In the Brit version, Mitchell (the vampire) befriends a neighbor boy who is being bullied by some other kids. He lets the boy borrow some DVDs and the child mistakenly takes a DVD that was sent to Mitchell of a vampire murdering someone during sex. (Of course, in the Brit version, the vamp doesn't show up on the screen, so it looks like something else.) The mother finds it and calls him some names, the neighbors all jump on it and think that he and George are pedophiles. The boy then gets hit by a car and becomes critically injured. Now Mitchell has to make a choice. He can save the boy's life by turning him, doing a good thing although with some consequences (and even though the mother and the other humans treated him badly) or he can let the boy die, doing a good thing by not making him into what Mitchell himself is, an immortal killer, haunted by his sins of the past.

In the end, to save the mother pain, Mitchell turns the boy and sends the mother and son off together, after teaching them what they need to know for the boy to not make Mitchell's mistakes. See...how lovely and sweet and human is that?

The Syfy version starts out the same, but just goes to a bad place. The sex DVD that Aidan (this version's vamp) is sent shows the female vamp. She is having sex with a guy in a motel room, then she is killing him, covered in blood, gross and in your face. The boy doesn't take the DVD by accident, he purposefully removes it from the shelf in Aidan's room. Then the mother gets mad, but she doesn't attack Aidan, just tells him to stay away from her kid.  The kid has the accident, but Aidan doesn't turn him, the woman he killed...the woman in the video...the woman he is supposed to stay away from but isn't. She turns the boy cause she thinks she's helping.

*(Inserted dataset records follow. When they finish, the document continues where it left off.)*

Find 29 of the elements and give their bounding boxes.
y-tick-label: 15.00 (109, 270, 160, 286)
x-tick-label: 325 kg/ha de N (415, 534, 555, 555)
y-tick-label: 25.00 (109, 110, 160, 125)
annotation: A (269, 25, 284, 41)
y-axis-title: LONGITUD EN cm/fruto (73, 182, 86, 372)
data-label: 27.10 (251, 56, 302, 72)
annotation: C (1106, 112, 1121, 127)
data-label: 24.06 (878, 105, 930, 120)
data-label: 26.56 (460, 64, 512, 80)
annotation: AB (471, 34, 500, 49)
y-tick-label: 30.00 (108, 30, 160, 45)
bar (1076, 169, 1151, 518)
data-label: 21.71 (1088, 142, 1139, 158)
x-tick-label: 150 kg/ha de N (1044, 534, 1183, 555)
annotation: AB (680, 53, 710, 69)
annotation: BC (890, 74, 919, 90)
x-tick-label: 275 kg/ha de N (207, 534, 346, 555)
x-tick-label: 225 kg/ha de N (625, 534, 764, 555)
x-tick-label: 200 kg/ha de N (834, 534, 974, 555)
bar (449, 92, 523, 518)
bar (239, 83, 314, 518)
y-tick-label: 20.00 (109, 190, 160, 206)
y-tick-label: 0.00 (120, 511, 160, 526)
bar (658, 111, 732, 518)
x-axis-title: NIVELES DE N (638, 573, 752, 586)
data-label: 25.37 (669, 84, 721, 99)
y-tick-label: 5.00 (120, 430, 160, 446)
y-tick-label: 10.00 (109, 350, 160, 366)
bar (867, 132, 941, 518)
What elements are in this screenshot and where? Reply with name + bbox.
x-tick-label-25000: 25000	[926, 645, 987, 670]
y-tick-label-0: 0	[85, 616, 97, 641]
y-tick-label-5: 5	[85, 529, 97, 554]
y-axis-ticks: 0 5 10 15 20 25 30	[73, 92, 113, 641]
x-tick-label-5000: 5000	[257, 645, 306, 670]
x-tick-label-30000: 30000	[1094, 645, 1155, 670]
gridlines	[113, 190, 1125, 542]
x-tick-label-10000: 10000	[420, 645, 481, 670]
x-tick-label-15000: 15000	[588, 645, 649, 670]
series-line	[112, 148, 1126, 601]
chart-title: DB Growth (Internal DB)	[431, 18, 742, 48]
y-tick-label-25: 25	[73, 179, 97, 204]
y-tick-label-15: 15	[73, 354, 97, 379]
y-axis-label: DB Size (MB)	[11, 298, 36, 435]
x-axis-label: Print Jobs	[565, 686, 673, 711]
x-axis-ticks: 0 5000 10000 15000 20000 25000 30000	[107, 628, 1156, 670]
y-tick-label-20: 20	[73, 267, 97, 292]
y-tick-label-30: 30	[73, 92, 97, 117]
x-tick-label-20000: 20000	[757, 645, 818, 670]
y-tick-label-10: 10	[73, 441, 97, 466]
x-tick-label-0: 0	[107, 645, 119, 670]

But she can't control the boy who kills the two kids that were bullying him before and, eventually, Aidan has to kill the boy.

Do you see what just happened there? Instead of making it touching and moving and about how our choices make us human, it was about blood and death. Basically.

I stuck it out until the end and I watched the entire first season. But I won't be back. I just wish Syfy had left a great show alone and not stomped around in it with their big dirty boots, making it all sullied and gross.